While he sought to assure farmers that the EU subsidies they currently received would continue in the medium term, he insisted that change was vital both for Defra and the sector. Gove also predicted that some farmers may seek to leave the industry as the Basic Payments Scheme – the EU’s largest subsidy to farmers – was wound down post-Brexit.

“I want to develop a new method of providing financial support for farmers which moves away from subsidies for inefficiency to public money for public good,” Gove said

He said he envisaged guaranteeing BPS payments continued for a transition period in England that “should last a number of years beyond the implementation period [expected to commence in March 2019]”, depending on the outcome of a yet-to-be-launched consultation.

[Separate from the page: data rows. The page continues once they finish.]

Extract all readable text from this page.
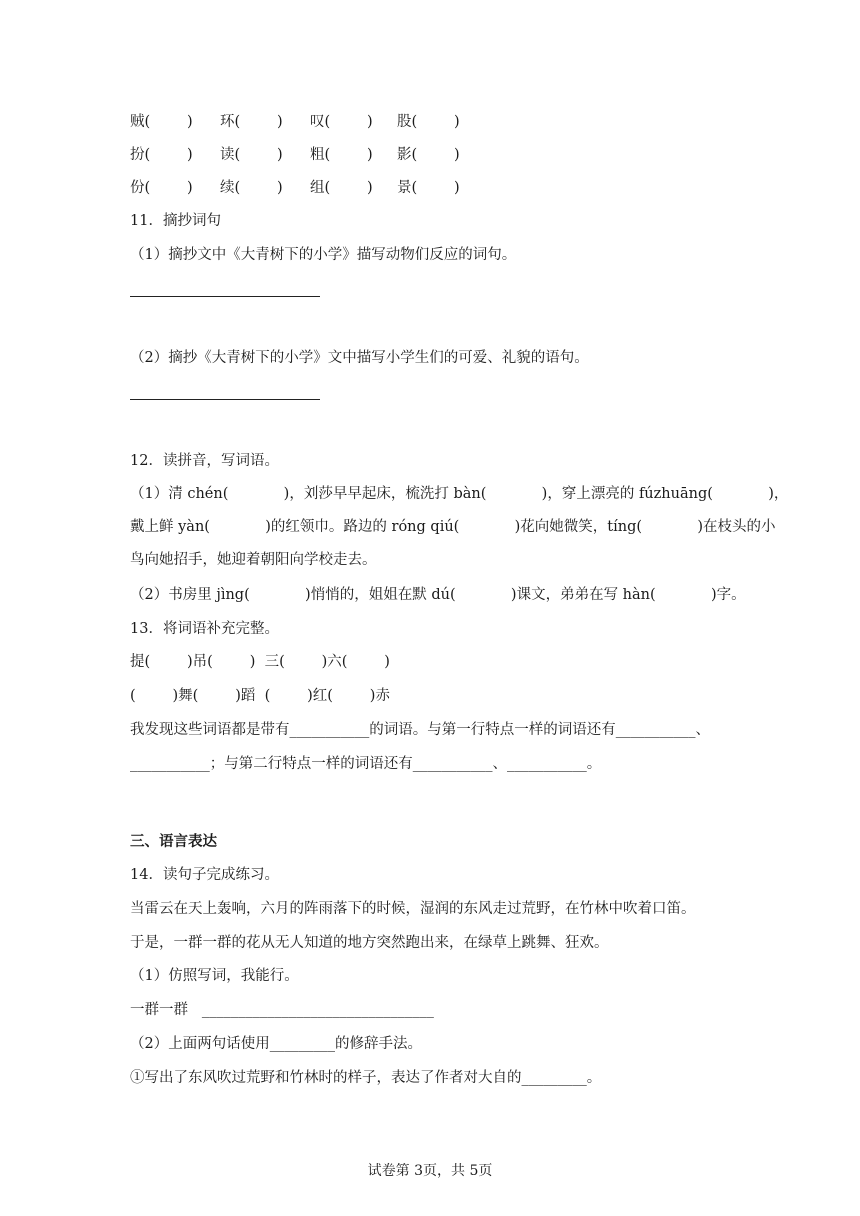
贼(        ) 环(        ) 叹(        ) 股(        )
扮(        ) 读(        ) 粗(        ) 影(        )
份(        ) 续(        ) 组(        ) 景(        )
11．摘抄词句
（1）摘抄文中《大青树下的小学》描写动物们反应的词句。
（2）摘抄《大青树下的小学》文中描写小学生们的可爱、礼貌的语句。
12．读拼音，写词语。
（1）清 chén(            )，刘莎早早起床，梳洗打 bàn(            )，穿上漂亮的 fúzhuāng(            )，
戴上鲜 yàn(            )的红领巾。路边的 róng qiú(            )花向她微笑，tíng(            )在枝头的小
鸟向她招手，她迎着朝阳向学校走去。
（2）书房里 jìng(            )悄悄的，姐姐在默 dú(            )课文，弟弟在写 hàn(            )字。
13．将词语补充完整。
提(        )吊(        )  三(        )六(        )
(        )舞(        )蹈  (        )红(        )赤
我发现这些词语都是带有___________的词语。与第一行特点一样的词语还有___________、
___________；与第二行特点一样的词语还有___________、___________。
三、语言表达
14．读句子完成练习。
当雷云在天上轰响，六月的阵雨落下的时候，湿润的东风走过荒野，在竹林中吹着口笛。
于是，一群一群的花从无人知道的地方突然跑出来，在绿草上跳舞、狂欢。
（1）仿照写词，我能行。
一群一群   ________________________________
（2）上面两句话使用_________的修辞手法。
①写出了东风吹过荒野和竹林时的样子，表达了作者对大自的_________。
试卷第 3页，共 5页
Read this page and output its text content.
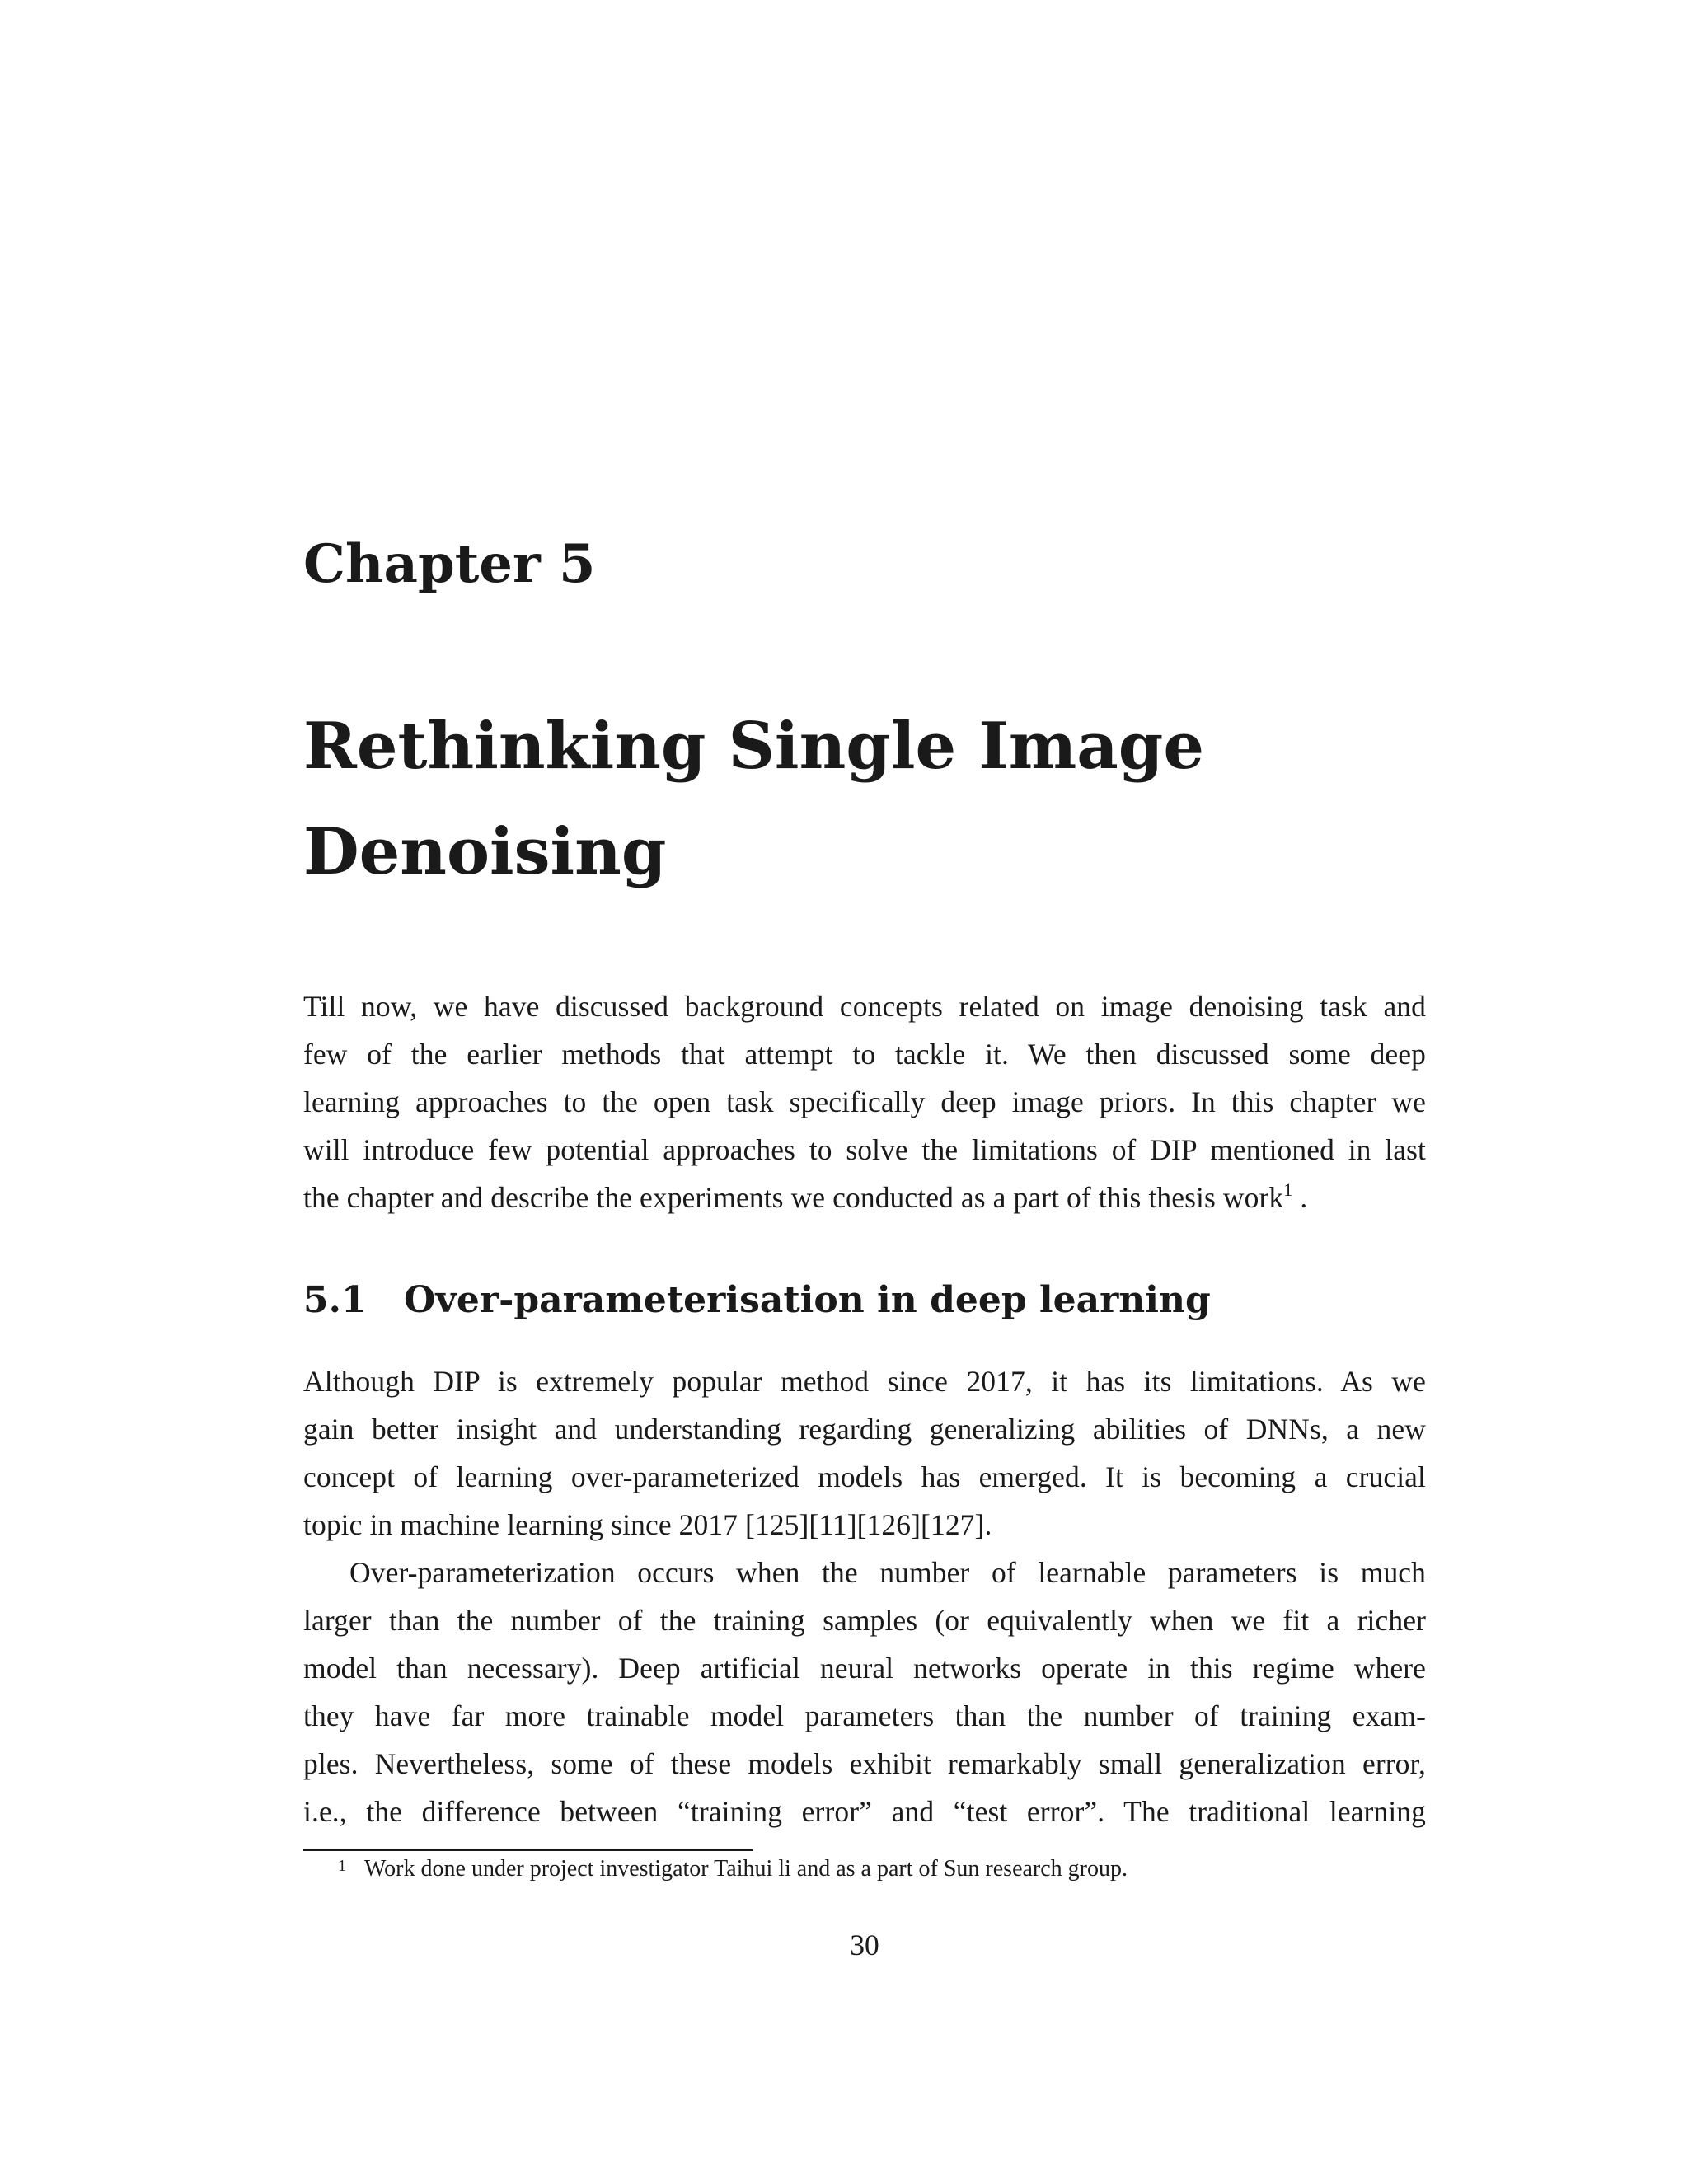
Chapter 5
Rethinking Single Image
Denoising

Till now, we have discussed background concepts related on image denoising task and
few of the earlier methods that attempt to tackle it. We then discussed some deep
learning approaches to the open task specifically deep image priors. In this chapter we
will introduce few potential approaches to solve the limitations of DIP mentioned in last
the chapter and describe the experiments we conducted as a part of this thesis work$^1$ .

5.1 Over-parameterisation in deep learning

Although DIP is extremely popular method since 2017, it has its limitations. As we
gain better insight and understanding regarding generalizing abilities of DNNs, a new
concept of learning over-parameterized models has emerged. It is becoming a crucial
topic in machine learning since 2017 [125][11][126][127].

Over-parameterization occurs when the number of learnable parameters is much
larger than the number of the training samples (or equivalently when we fit a richer
model than necessary). Deep artificial neural networks operate in this regime where
they have far more trainable model parameters than the number of training exam-
ples. Nevertheless, some of these models exhibit remarkably small generalization error,
i.e., the difference between “training error” and “test error”. The traditional learning

1 Work done under project investigator Taihui li and as a part of Sun research group.

30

However the environment secretary said the largest BPS payments made to farmers in England would be reduced throughout the period, while compliance with some of the current “onerous” EU requirements for the payments would not be enforced.

He conceded that the change in subsidy regime may prompt some farmers to leave the industry, and that Defra would look at ways to support them.

Defra – and more precisely its Rural Payments Agency – has been strongly criticised for delays in distributing BPS funds to farmers in recent years.

Gove said he was “encouraged but not satisfied” that the RPA had paid more than 91% of farmers their BPS entitlement for the year by the end of December. 

“I am looking for a new chair of the RPA to work with the chief executive and his team to drive further improvement,” he said.

Elsewhere in his speech, Gove said Defra would need to change its approach to inspection following Brexit, and freedom from Common Agricultural Policy rules. 

“We inspect too often, too ineffectively and in far too many cases for the wrong things,” he said.

“At any moment, a farmer could be visited by the Rural Payments Agency, Natural England, The Animal Plant and Health Agency, the Environment Agency or their local authority. 

“Each body may ask for slightly different information, or even the same information in a slightly different way.”

Gove said he wanted to explore ways the number of inspections faced by farmers could be reduced at the same time as making them “more genuinely risk-based” and focused on areas where standards were not currently high enough.

“The CAP’s inflexibilities, including the ever present fear of disallowance, means we inspect rigidly for precise field margin dimensions and the exact locations of trees in a near-pointless exercise in bureaucratic box-ticking while, at the same time, we inspect haphazardly and inefficiently for genuine lapses such as poor slurry management or inadequate animal welfare,” he said.

Gove said he also wanted to develop a “single, scaled measure” of how individual farmers performed against a “sensible basket of indicators” that brought together soil health, pollution-control, animal welfare and contribution to water quality.

“There are already a number of ways in which farmers can secure recognition for high animal welfare or environmental standards from the Red Tractor scheme to the Leaf mark,” he said.

“Outside the EU, we could establish a measure of farm and food quality which would be world-leading.”